Evaluate agent
AI agents call agent.analyze_reasoning to retrieve information from ContextForge MCP Gateway without modifying anything — typically the context-gathering step in research, monitoring, and reporting workflows, before the agent takes action elsewhere.
This tool retrieves or analyzes information about an agent's reasoning process. No modifications, deletions, code execution, or financial transactions are implied. The description is minimal but the name strongly suggests introspection rather than mutation or execution. Confidence is slightly reduced due to the sparse description, but the semantics of 'analyze' and 'evaluate' firmly place this in the Read category.
From the tool's definition Tool name 'analyze_reasoning' and description 'Evaluate agent' indicate inspection/analysis of agent behavior without modification. The verb 'analyze' and 'evaluate' are read-only operations that assess state without side effects.

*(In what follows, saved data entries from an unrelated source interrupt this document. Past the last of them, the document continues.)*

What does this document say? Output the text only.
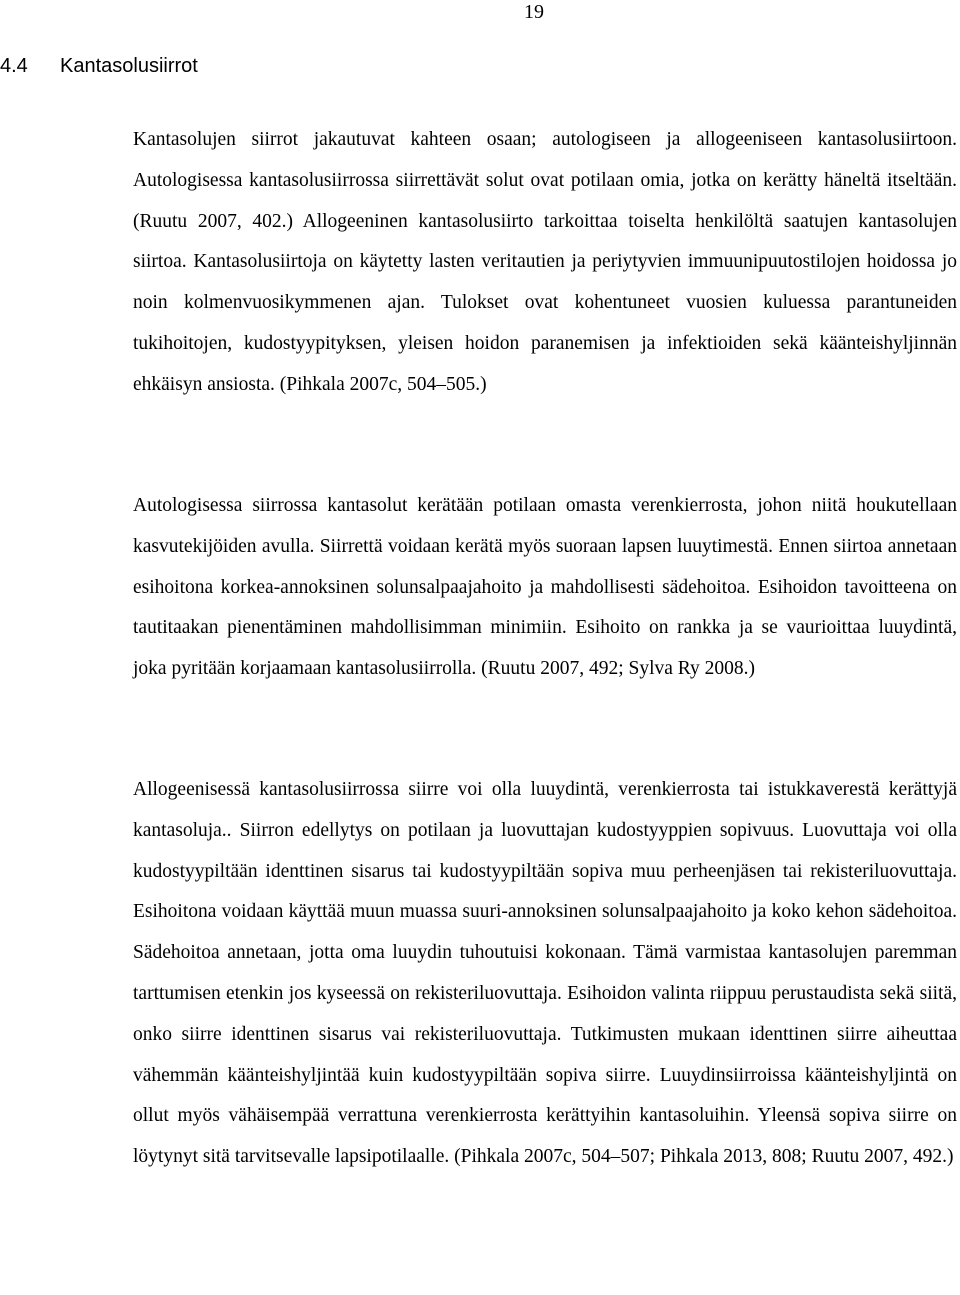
19
4.4 Kantasolusiirrot

Kantasolujen siirrot jakautuvat kahteen osaan; autologiseen ja allogeeniseen kantasolusiirtoon. Autologisessa kantasolusiirrossa siirrettävät solut ovat potilaan omia, jotka on kerätty häneltä itseltään. (Ruutu 2007, 402.) Allogeeninen kantasolusiirto tarkoittaa toiselta henkilöltä saatujen kantasolujen siirtoa. Kantasolusiirtoja on käytetty lasten veritautien ja periytyvien immuunipuutostilojen hoidossa jo noin kolmenvuosikymmenen ajan. Tulokset ovat kohentuneet vuosien kuluessa parantuneiden tukihoitojen, kudostyypityksen, yleisen hoidon paranemisen ja infektioiden sekä käänteishyljinnän ehkäisyn ansiosta. (Pihkala 2007c, 504–505.)

Autologisessa siirrossa kantasolut kerätään potilaan omasta verenkierrosta, johon niitä houkutellaan kasvutekijöiden avulla. Siirrettä voidaan kerätä myös suoraan lapsen luuytimestä. Ennen siirtoa annetaan esihoitona korkea-annoksinen solunsalpaajahoito ja mahdollisesti sädehoitoa. Esihoidon tavoitteena on tautitaakan pienentäminen mahdollisimman minimiin. Esihoito on rankka ja se vaurioittaa luuydintä, joka pyritään korjaamaan kantasolusiirrolla. (Ruutu 2007, 492; Sylva Ry 2008.)

Allogeenisessä kantasolusiirrossa siirre voi olla luuydintä, verenkierrosta tai istukkaverestä kerättyjä kantasoluja.. Siirron edellytys on potilaan ja luovuttajan kudostyyppien sopivuus. Luovuttaja voi olla kudostyypiltään identtinen sisarus tai kudostyypiltään sopiva muu perheenjäsen tai rekisteriluovuttaja. Esihoitona voidaan käyttää muun muassa suuri-annoksinen solunsalpaajahoito ja koko kehon sädehoitoa. Sädehoitoa annetaan, jotta oma luuydin tuhoutuisi kokonaan. Tämä varmistaa kantasolujen paremman tarttumisen etenkin jos kyseessä on rekisteriluovuttaja. Esihoidon valinta riippuu perustaudista sekä siitä, onko siirre identtinen sisarus vai rekisteriluovuttaja. Tutkimusten mukaan identtinen siirre aiheuttaa vähemmän käänteishyljintää kuin kudostyypiltään sopiva siirre. Luuydinsiirroissa käänteishyljintä on ollut myös vähäisempää verrattuna verenkierrosta kerättyihin kantasoluihin. Yleensä sopiva siirre on löytynyt sitä tarvitsevalle lapsipotilaalle. (Pihkala 2007c, 504–507; Pihkala 2013, 808; Ruutu 2007, 492.)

Attacks that exploit this kind of access
Evaluate agent. It is categorised as a Read tool in the ContextForge MCP Gateway MCP Server, which means it retrieves data without modifying state.
Register the ContextForge MCP Gateway MCP server in PolicyLayer and add a rule for agent.analyze_reasoning: allow, deny, rate-limit, or require approval. Point your MCP client at the PolicyLayer proxy URL and the rule is enforced on every call, before it reaches ContextForge MCP Gateway. Nothing to install.

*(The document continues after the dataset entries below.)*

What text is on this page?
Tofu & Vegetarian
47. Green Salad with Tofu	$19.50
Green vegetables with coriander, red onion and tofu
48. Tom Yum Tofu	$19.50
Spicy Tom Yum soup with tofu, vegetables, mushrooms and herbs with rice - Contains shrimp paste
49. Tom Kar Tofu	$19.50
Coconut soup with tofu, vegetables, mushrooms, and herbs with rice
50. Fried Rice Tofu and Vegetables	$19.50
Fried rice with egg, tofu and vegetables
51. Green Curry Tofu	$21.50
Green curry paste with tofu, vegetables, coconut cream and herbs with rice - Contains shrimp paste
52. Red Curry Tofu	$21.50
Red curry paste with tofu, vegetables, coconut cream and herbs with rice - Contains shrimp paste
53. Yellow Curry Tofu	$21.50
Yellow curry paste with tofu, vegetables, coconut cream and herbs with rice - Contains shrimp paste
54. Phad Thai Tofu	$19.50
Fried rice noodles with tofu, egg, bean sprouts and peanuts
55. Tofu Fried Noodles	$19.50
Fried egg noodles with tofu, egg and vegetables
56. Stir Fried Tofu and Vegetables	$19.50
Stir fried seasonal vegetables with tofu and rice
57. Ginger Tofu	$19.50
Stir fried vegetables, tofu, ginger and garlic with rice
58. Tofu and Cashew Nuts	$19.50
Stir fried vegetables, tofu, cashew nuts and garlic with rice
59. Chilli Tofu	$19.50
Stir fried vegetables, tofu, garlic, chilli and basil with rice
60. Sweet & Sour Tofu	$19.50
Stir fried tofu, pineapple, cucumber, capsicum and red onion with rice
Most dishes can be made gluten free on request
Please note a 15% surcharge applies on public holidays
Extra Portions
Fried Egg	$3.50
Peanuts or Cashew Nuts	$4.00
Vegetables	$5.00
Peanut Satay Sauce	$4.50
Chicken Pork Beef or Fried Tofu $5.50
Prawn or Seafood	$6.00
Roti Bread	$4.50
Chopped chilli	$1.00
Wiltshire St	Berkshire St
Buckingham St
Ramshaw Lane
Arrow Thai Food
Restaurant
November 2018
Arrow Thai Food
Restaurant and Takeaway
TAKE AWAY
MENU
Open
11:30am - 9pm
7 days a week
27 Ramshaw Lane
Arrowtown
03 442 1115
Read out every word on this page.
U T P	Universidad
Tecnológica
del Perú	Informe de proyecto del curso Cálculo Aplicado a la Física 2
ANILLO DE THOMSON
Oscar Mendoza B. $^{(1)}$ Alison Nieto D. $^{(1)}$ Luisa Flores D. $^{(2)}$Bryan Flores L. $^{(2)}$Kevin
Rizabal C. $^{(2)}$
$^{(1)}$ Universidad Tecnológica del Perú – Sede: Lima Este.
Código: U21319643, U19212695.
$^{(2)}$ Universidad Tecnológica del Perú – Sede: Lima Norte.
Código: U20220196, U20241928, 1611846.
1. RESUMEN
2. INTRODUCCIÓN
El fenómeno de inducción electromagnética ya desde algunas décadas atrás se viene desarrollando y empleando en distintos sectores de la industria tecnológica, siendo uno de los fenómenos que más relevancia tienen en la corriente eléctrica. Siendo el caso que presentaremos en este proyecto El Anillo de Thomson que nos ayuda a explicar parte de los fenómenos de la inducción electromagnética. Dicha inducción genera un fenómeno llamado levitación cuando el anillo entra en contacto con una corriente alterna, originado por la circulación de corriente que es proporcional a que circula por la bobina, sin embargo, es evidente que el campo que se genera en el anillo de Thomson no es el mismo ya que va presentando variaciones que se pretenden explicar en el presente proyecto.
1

agent.analyze_reasoning is a Read tool with low risk. Read-only tools are generally safe to allow by default.
Yes. Add a rate_limit block to the agent.analyze_reasoning rule in your PolicyLayer policy. For example, setting max: 10 and window: 60 limits the tool to 10 calls per minute. Rate limits are tracked per agent session and reset automatically.
Set action: deny in the PolicyLayer policy for agent.analyze_reasoning. The AI agent will receive a policy violation error and cannot call the tool. You can also include a reason field to explain why the tool is blocked.
agent.analyze_reasoning is provided by the ContextForge MCP Gateway MCP server (jrmatherly/mcp-context-forge). PolicyLayer sits as a proxy in front of this server to enforce policies before tool calls reach the server.
Every MCP server has a record like this.
Type a name, get the same breakdown: verified identity, auth posture, risk grade, capabilities, recommended policy.